Sophie Pascoe a moving target at Paralympics
Four years ago a fresh-faced 15-year-old unknown athlete slipped into Beijing unnoticed but returned from the Paralympics as one of the darlings of New Zealand sport with three golds and a silver.
Things are much different for Sophie Pascoe at London 2012 - this time the Christchurch swimmer has a target on her back and she's been doing everything possible to make sure nobody can hit it.
Now 19, she has matured both mentally and physically, the latter partly as a result of a gruelling training regime under coach Rolly Crichton, who has pushed the below-the-knee amputee to the limits in the quest to maintain her dominance.
His regime has included increasing her distance in the water, implementing a stringent dry land programme and undertaking altitude training - the pair have spent the past five weeks at Flagstaff, Arizona, in temperatures touching on 40 degrees Celsius.
"We've done a lot of different things," Crichton said.
"She came away from Beijing very well known. She was young and she took everyone's hearts but we're four years on now and she's a very mature and professional 19-year-old who is very determined and works very hard.

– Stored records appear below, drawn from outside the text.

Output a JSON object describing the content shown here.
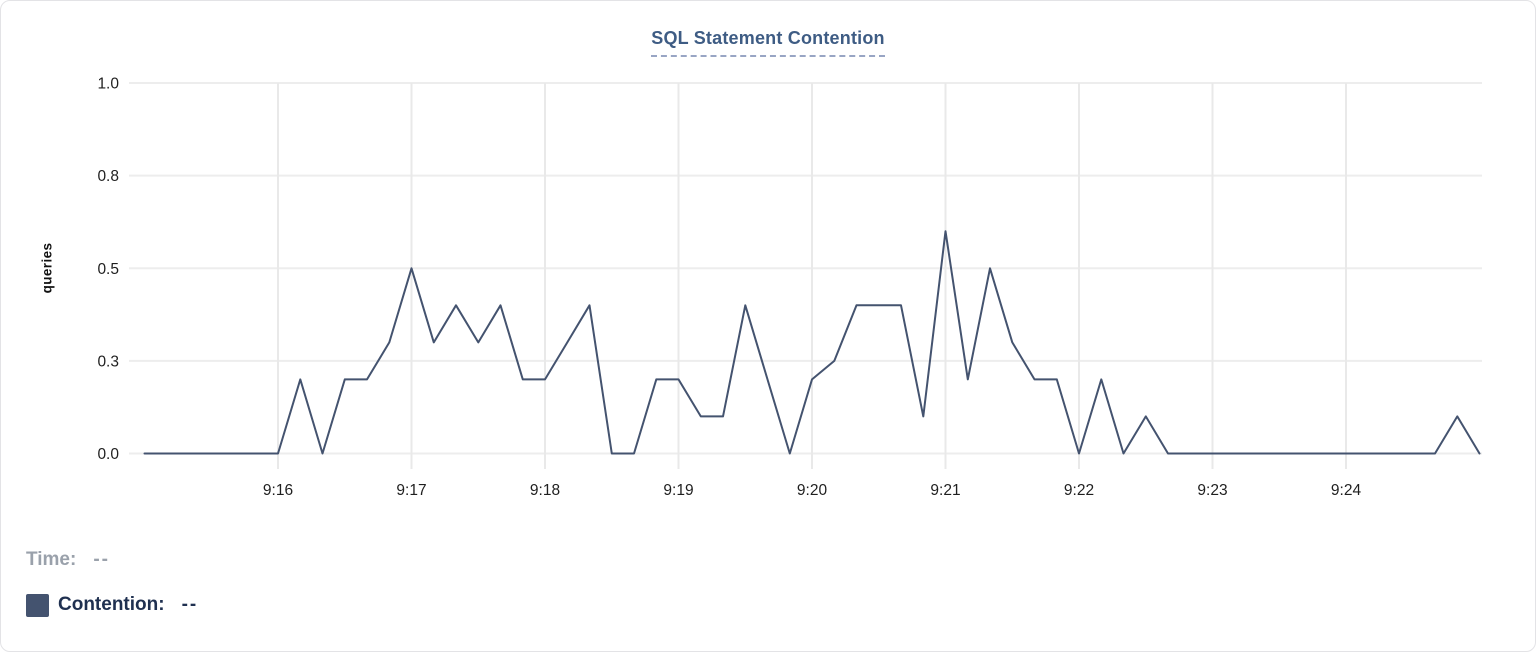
{
  "header": {
    "title": "SQL Statement Contention"
  },
  "tooltip": {
    "time_label": "Time:",
    "time_value": "--",
    "series_label": "Contention:",
    "series_value": "--"
  },
  "chart_data": {
    "type": "line",
    "title": "SQL Statement Contention",
    "xlabel": "",
    "ylabel": "queries",
    "x_start": "9:15:00",
    "x_end": "9:25:00",
    "interval_seconds": 10,
    "x_ticks": [
      "9:16",
      "9:17",
      "9:18",
      "9:19",
      "9:20",
      "9:21",
      "9:22",
      "9:23",
      "9:24"
    ],
    "y_ticks": [
      {
        "label": "0.0",
        "value": 0
      },
      {
        "label": "0.3",
        "value": 0.25
      },
      {
        "label": "0.5",
        "value": 0.5
      },
      {
        "label": "0.8",
        "value": 0.75
      },
      {
        "label": "1.0",
        "value": 1
      }
    ],
    "ylim": [
      0,
      1
    ],
    "grid": true,
    "legend_position": "bottom-left",
    "series": [
      {
        "name": "Contention",
        "color": "#44536f",
        "values": [
          0,
          0,
          0,
          0,
          0,
          0,
          0,
          0.2,
          0,
          0.2,
          0.2,
          0.3,
          0.5,
          0.3,
          0.4,
          0.3,
          0.4,
          0.2,
          0.2,
          0.3,
          0.4,
          0,
          0,
          0.2,
          0.2,
          0.1,
          0.1,
          0.4,
          0.2,
          0,
          0.2,
          0.25,
          0.4,
          0.4,
          0.4,
          0.1,
          0.6,
          0.2,
          0.5,
          0.3,
          0.2,
          0.2,
          0,
          0.2,
          0,
          0.1,
          0,
          0,
          0,
          0,
          0,
          0,
          0,
          0,
          0,
          0,
          0,
          0,
          0,
          0.1,
          0
        ]
      }
    ]
  },
  "colors": {
    "title": "#3e5c84",
    "title_underline": "#98a5c4",
    "series": "#44536f",
    "gridline": "#ededed",
    "axis_text": "#1f1f1f",
    "muted_text": "#9aa1ab",
    "legend_text": "#1f3050"
  }
}
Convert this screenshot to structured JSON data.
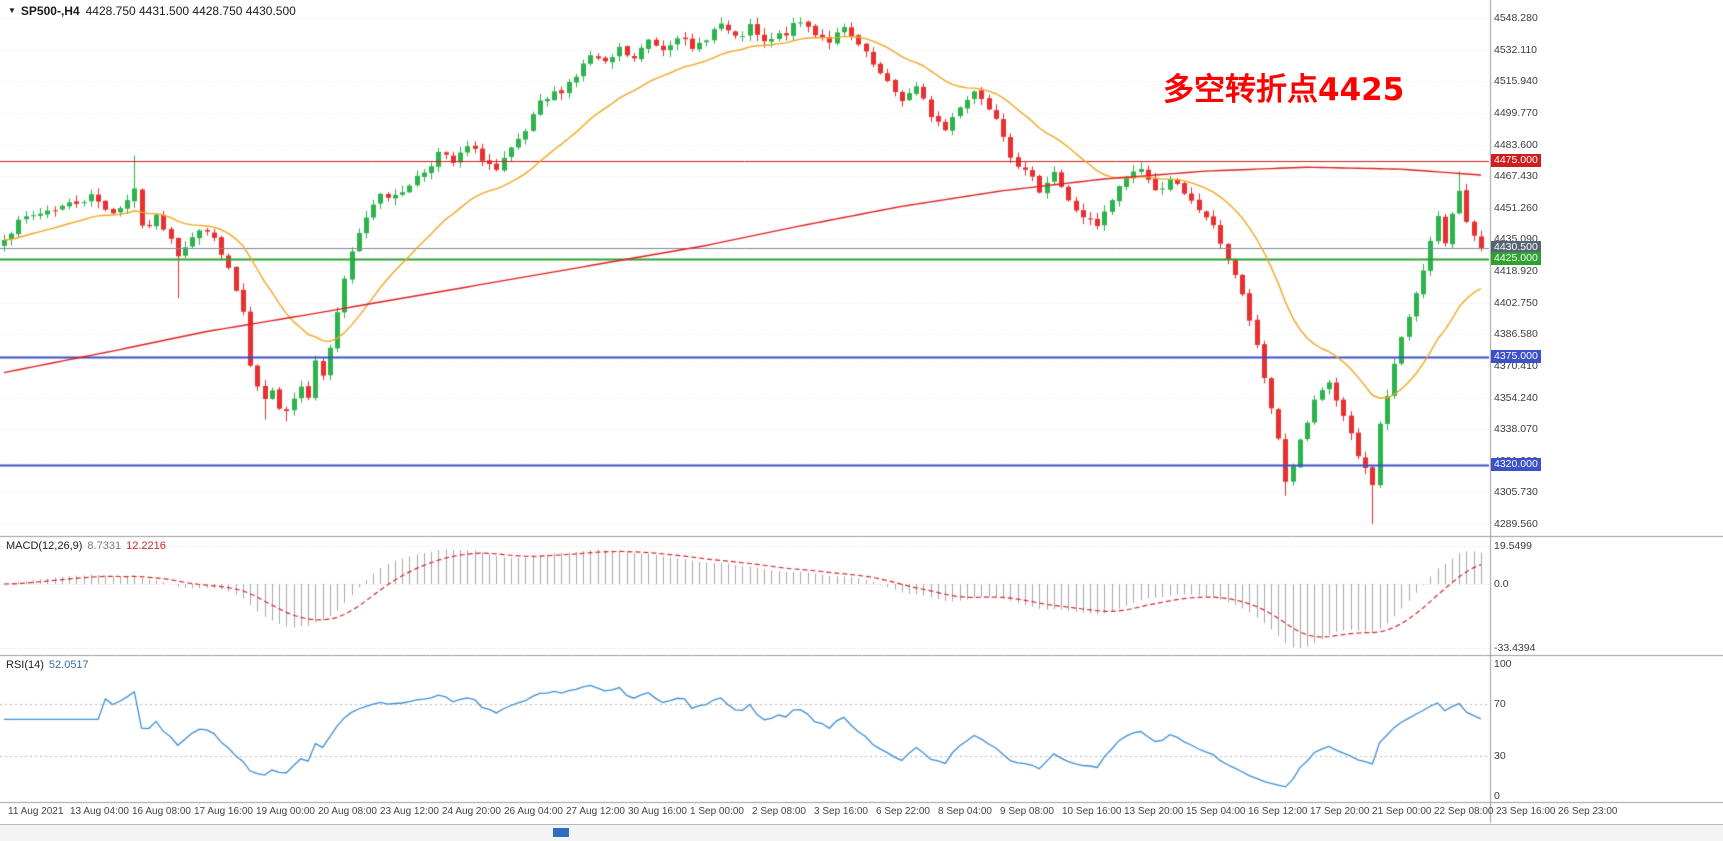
{
  "header": {
    "menu_icon": "▼",
    "symbol": "SP500-,H4",
    "ohlc": "4428.750 4431.500 4428.750 4430.500"
  },
  "annotation": {
    "text": "多空转折点4425",
    "color": "#ff0000"
  },
  "chart_data": {
    "type": "candlestick",
    "symbol": "SP500-",
    "timeframe": "H4",
    "ohlc_last": {
      "open": 4428.75,
      "high": 4431.5,
      "low": 4428.75,
      "close": 4430.5
    },
    "current_price": 4430.5,
    "price_axis": {
      "ylim": [
        4282,
        4557
      ],
      "labels": [
        "4548.280",
        "4532.110",
        "4515.940",
        "4499.770",
        "4483.600",
        "4467.430",
        "4451.260",
        "4435.090",
        "4418.920",
        "4402.750",
        "4386.580",
        "4370.410",
        "4354.240",
        "4338.070",
        "4321.900",
        "4305.730",
        "4289.560"
      ],
      "tags": [
        {
          "text": "4475.000",
          "price": 4475.0,
          "color": "#cc1f1f"
        },
        {
          "text": "4430.500",
          "price": 4430.5,
          "color": "#566573"
        },
        {
          "text": "4425.000",
          "price": 4425.0,
          "color": "#2fa12f"
        },
        {
          "text": "4375.000",
          "price": 4375.0,
          "color": "#3c50c8"
        },
        {
          "text": "4320.000",
          "price": 4320.0,
          "color": "#3c50c8"
        }
      ]
    },
    "levels": [
      {
        "name": "resistance-4475",
        "price": 4475.0,
        "color": "#cc1f1f",
        "width": 1
      },
      {
        "name": "pivot-4425",
        "price": 4425.0,
        "color": "#2fa12f",
        "width": 2
      },
      {
        "name": "support-4375",
        "price": 4375.0,
        "color": "#3c50c8",
        "width": 2
      },
      {
        "name": "support-4320",
        "price": 4320.0,
        "color": "#3c50c8",
        "width": 2
      }
    ],
    "candles": {
      "count": 205,
      "up_color": "#2eb24e",
      "down_color": "#e93030",
      "close_keyframes": [
        [
          0,
          4437
        ],
        [
          3,
          4446
        ],
        [
          6,
          4450
        ],
        [
          9,
          4453
        ],
        [
          12,
          4457
        ],
        [
          15,
          4449
        ],
        [
          17,
          4455
        ],
        [
          18,
          4462
        ],
        [
          19,
          4440
        ],
        [
          21,
          4446
        ],
        [
          23,
          4437
        ],
        [
          24,
          4428
        ],
        [
          26,
          4436
        ],
        [
          28,
          4441
        ],
        [
          29,
          4434
        ],
        [
          31,
          4420
        ],
        [
          33,
          4396
        ],
        [
          34,
          4370
        ],
        [
          35,
          4358
        ],
        [
          36,
          4352
        ],
        [
          37,
          4360
        ],
        [
          38,
          4350
        ],
        [
          39,
          4348
        ],
        [
          40,
          4354
        ],
        [
          41,
          4362
        ],
        [
          42,
          4356
        ],
        [
          43,
          4372
        ],
        [
          44,
          4366
        ],
        [
          45,
          4380
        ],
        [
          46,
          4398
        ],
        [
          48,
          4428
        ],
        [
          50,
          4447
        ],
        [
          52,
          4460
        ],
        [
          54,
          4456
        ],
        [
          56,
          4464
        ],
        [
          58,
          4470
        ],
        [
          60,
          4479
        ],
        [
          62,
          4474
        ],
        [
          64,
          4482
        ],
        [
          66,
          4477
        ],
        [
          68,
          4470
        ],
        [
          70,
          4480
        ],
        [
          72,
          4490
        ],
        [
          74,
          4504
        ],
        [
          77,
          4512
        ],
        [
          79,
          4519
        ],
        [
          81,
          4529
        ],
        [
          83,
          4524
        ],
        [
          85,
          4532
        ],
        [
          87,
          4527
        ],
        [
          89,
          4537
        ],
        [
          91,
          4533
        ],
        [
          93,
          4540
        ],
        [
          95,
          4531
        ],
        [
          97,
          4539
        ],
        [
          99,
          4545
        ],
        [
          101,
          4537
        ],
        [
          103,
          4543
        ],
        [
          105,
          4535
        ],
        [
          108,
          4541
        ],
        [
          110,
          4546
        ],
        [
          112,
          4541
        ],
        [
          114,
          4537
        ],
        [
          116,
          4542
        ],
        [
          118,
          4534
        ],
        [
          120,
          4524
        ],
        [
          122,
          4514
        ],
        [
          124,
          4507
        ],
        [
          126,
          4512
        ],
        [
          128,
          4499
        ],
        [
          130,
          4491
        ],
        [
          132,
          4504
        ],
        [
          134,
          4511
        ],
        [
          137,
          4499
        ],
        [
          139,
          4479
        ],
        [
          141,
          4469
        ],
        [
          143,
          4461
        ],
        [
          145,
          4470
        ],
        [
          147,
          4454
        ],
        [
          149,
          4447
        ],
        [
          151,
          4441
        ],
        [
          153,
          4455
        ],
        [
          155,
          4467
        ],
        [
          157,
          4472
        ],
        [
          159,
          4459
        ],
        [
          161,
          4467
        ],
        [
          163,
          4457
        ],
        [
          166,
          4447
        ],
        [
          168,
          4434
        ],
        [
          170,
          4417
        ],
        [
          172,
          4394
        ],
        [
          174,
          4364
        ],
        [
          176,
          4334
        ],
        [
          177,
          4311
        ],
        [
          178,
          4320
        ],
        [
          179,
          4331
        ],
        [
          181,
          4351
        ],
        [
          183,
          4362
        ],
        [
          185,
          4344
        ],
        [
          187,
          4324
        ],
        [
          189,
          4311
        ],
        [
          190,
          4340
        ],
        [
          192,
          4371
        ],
        [
          194,
          4396
        ],
        [
          196,
          4421
        ],
        [
          198,
          4446
        ],
        [
          199,
          4431
        ],
        [
          200,
          4449
        ],
        [
          201,
          4461
        ],
        [
          202,
          4446
        ],
        [
          203,
          4436
        ],
        [
          204,
          4430.5
        ]
      ],
      "extreme_wicks": [
        {
          "i": 18,
          "high": 4478
        },
        {
          "i": 24,
          "low": 4405
        },
        {
          "i": 36,
          "low": 4343
        },
        {
          "i": 39,
          "low": 4342
        },
        {
          "i": 177,
          "low": 4304
        },
        {
          "i": 189,
          "low": 4289.6
        },
        {
          "i": 201,
          "high": 4470
        }
      ]
    },
    "moving_averages": {
      "fast": {
        "type": "EMA",
        "period": 20,
        "color": "#f5a623"
      },
      "slow": {
        "type": "long-SMA",
        "color": "#e02020",
        "keyframes": [
          [
            0,
            4367
          ],
          [
            15,
            4378
          ],
          [
            28,
            4388
          ],
          [
            41,
            4396
          ],
          [
            55,
            4405
          ],
          [
            69,
            4414
          ],
          [
            83,
            4423
          ],
          [
            97,
            4432
          ],
          [
            110,
            4442
          ],
          [
            124,
            4452
          ],
          [
            138,
            4460
          ],
          [
            152,
            4466
          ],
          [
            166,
            4470
          ],
          [
            180,
            4472
          ],
          [
            193,
            4471
          ],
          [
            204,
            4468
          ]
        ]
      }
    },
    "time_axis": {
      "labels": [
        "11 Aug 2021",
        "13 Aug 04:00",
        "16 Aug 08:00",
        "17 Aug 16:00",
        "19 Aug 00:00",
        "20 Aug 08:00",
        "23 Aug 12:00",
        "24 Aug 20:00",
        "26 Aug 04:00",
        "27 Aug 12:00",
        "30 Aug 16:00",
        "1 Sep 00:00",
        "2 Sep 08:00",
        "3 Sep 16:00",
        "6 Sep 22:00",
        "8 Sep 04:00",
        "9 Sep 08:00",
        "10 Sep 16:00",
        "13 Sep 20:00",
        "15 Sep 04:00",
        "16 Sep 12:00",
        "17 Sep 20:00",
        "21 Sep 00:00",
        "22 Sep 08:00",
        "23 Sep 16:00",
        "26 Sep 23:00"
      ]
    },
    "macd": {
      "label": "MACD(12,26,9)",
      "value_main": "8.7331",
      "value_signal": "12.2216",
      "fast": 12,
      "slow": 26,
      "signal_period": 9,
      "axis_labels": [
        {
          "text": "19.5499",
          "value": 19.5499
        },
        {
          "text": "0.0",
          "value": 0
        },
        {
          "text": "-33.4394",
          "value": -33.4394
        }
      ],
      "histogram_color": "#a6a6a6",
      "signal_color": "#d22c2c"
    },
    "rsi": {
      "label": "RSI(14)",
      "value": "52.0517",
      "period": 14,
      "axis_labels": [
        {
          "text": "100",
          "value": 100
        },
        {
          "text": "70",
          "value": 70
        },
        {
          "text": "30",
          "value": 30
        },
        {
          "text": "0",
          "value": 0
        }
      ],
      "level_lines": [
        70,
        30
      ],
      "line_color": "#3f8fd6"
    }
  },
  "scrollbar": {
    "thumb_color": "#2f6fbd"
  }
}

"Through what she did in Beijing, though, she is the target here. That's why we've had to cover the bases and go to major meets around the world. We've had a couple of wake-up calls, but then Sophie's gone out there and put the pressure back on those athletes."

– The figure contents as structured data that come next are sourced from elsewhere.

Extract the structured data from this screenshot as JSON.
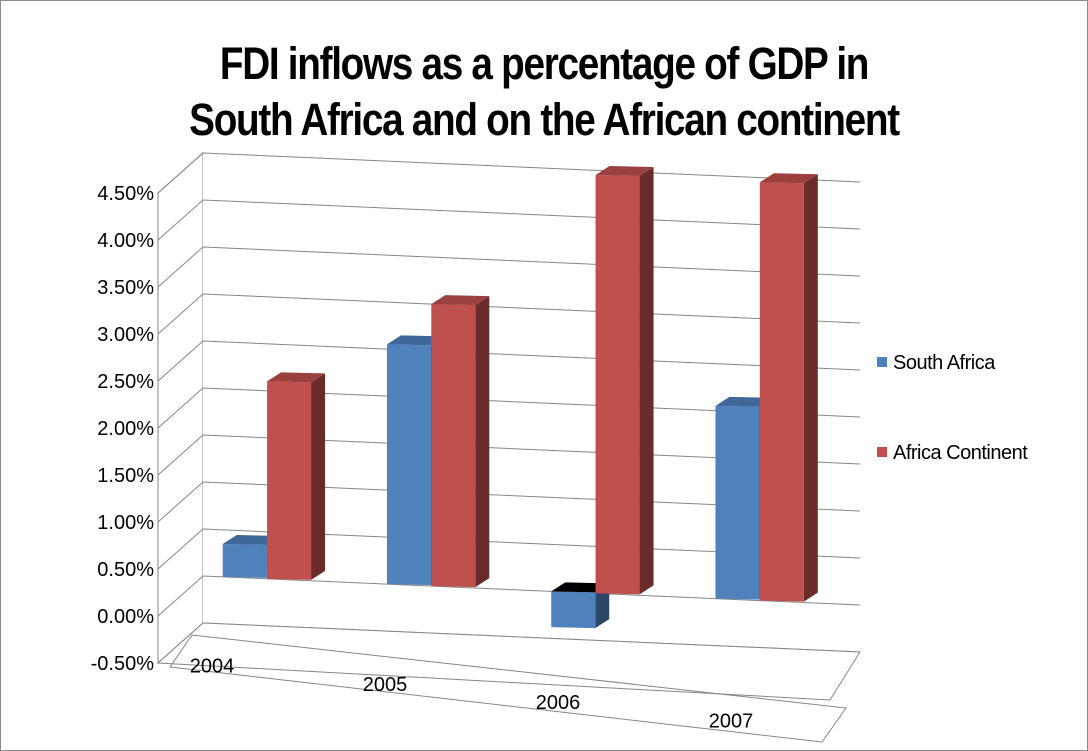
{
  "chart_data": {
    "type": "bar",
    "title": [
      "FDI inflows as a percentage of GDP in",
      "South Africa and on the African continent"
    ],
    "categories": [
      "2004",
      "2005",
      "2006",
      "2007"
    ],
    "series": [
      {
        "name": "South Africa",
        "values": [
          0.0035,
          0.0255,
          -0.0038,
          0.0205
        ],
        "color": "#4f81bd"
      },
      {
        "name": "Africa Continent",
        "values": [
          0.021,
          0.03,
          0.0445,
          0.0445
        ],
        "color": "#c0504d"
      }
    ],
    "ylim": [
      -0.005,
      0.045
    ],
    "yticks": [
      "4.50%",
      "4.00%",
      "3.50%",
      "3.00%",
      "2.50%",
      "2.00%",
      "1.50%",
      "1.00%",
      "0.50%",
      "0.00%",
      "-0.50%"
    ],
    "grid": true,
    "legend_position": "right",
    "style": "3d-column"
  },
  "legend": {
    "items": [
      {
        "label": "South Africa",
        "color": "#4f81bd"
      },
      {
        "label": "Africa Continent",
        "color": "#c0504d"
      }
    ]
  }
}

The last four years haven't always been easy - she lost her training facilities in the Christchurch earthquake - but Pascoe has adopted Crichton's hard-nosed attitude.

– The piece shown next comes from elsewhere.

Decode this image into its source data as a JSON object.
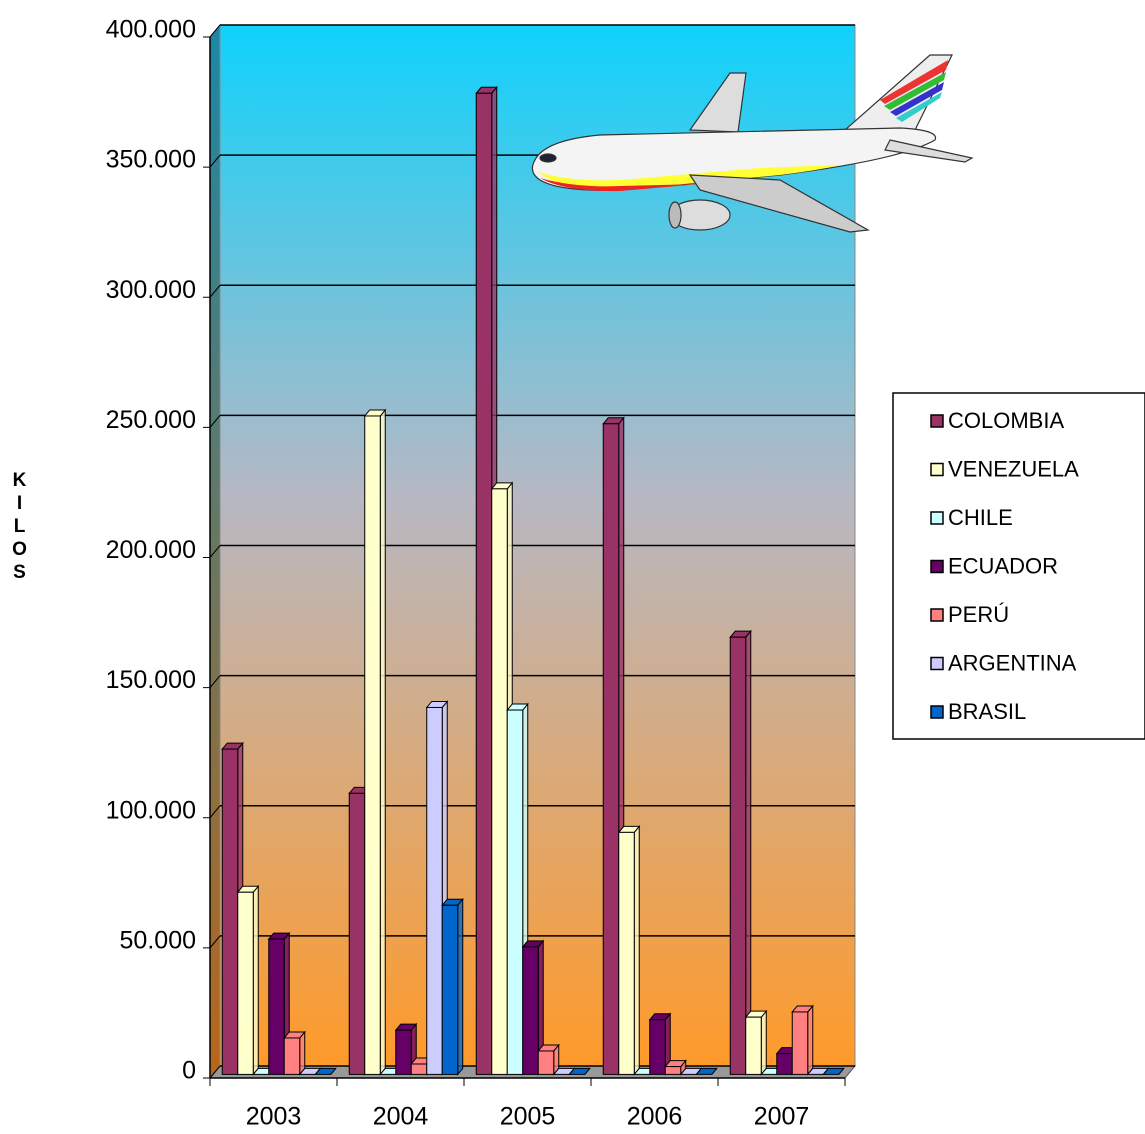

"You don't find out who you are and what you are until something like that [the earthquake] happens," Crichton said.
"Travelling and going to different parts of New Zealand is hard. It's been different and we've learnt to adjust very quickly so when you come to places like the Olympics it's not that hard for us.”
Pascoe, who lost her left leg below the knee after a lawnmower accident when she was 2, will compete in six events in London; 50m and 100m freestyle, 100m butterfly, 100m backstroke, 100m breaststroke and the 200m individual medley.
She is the defending champion in the latter three events and won silver in the 100m butterfly in Beijing.
"The challenge is to do personal bests," Crichton said.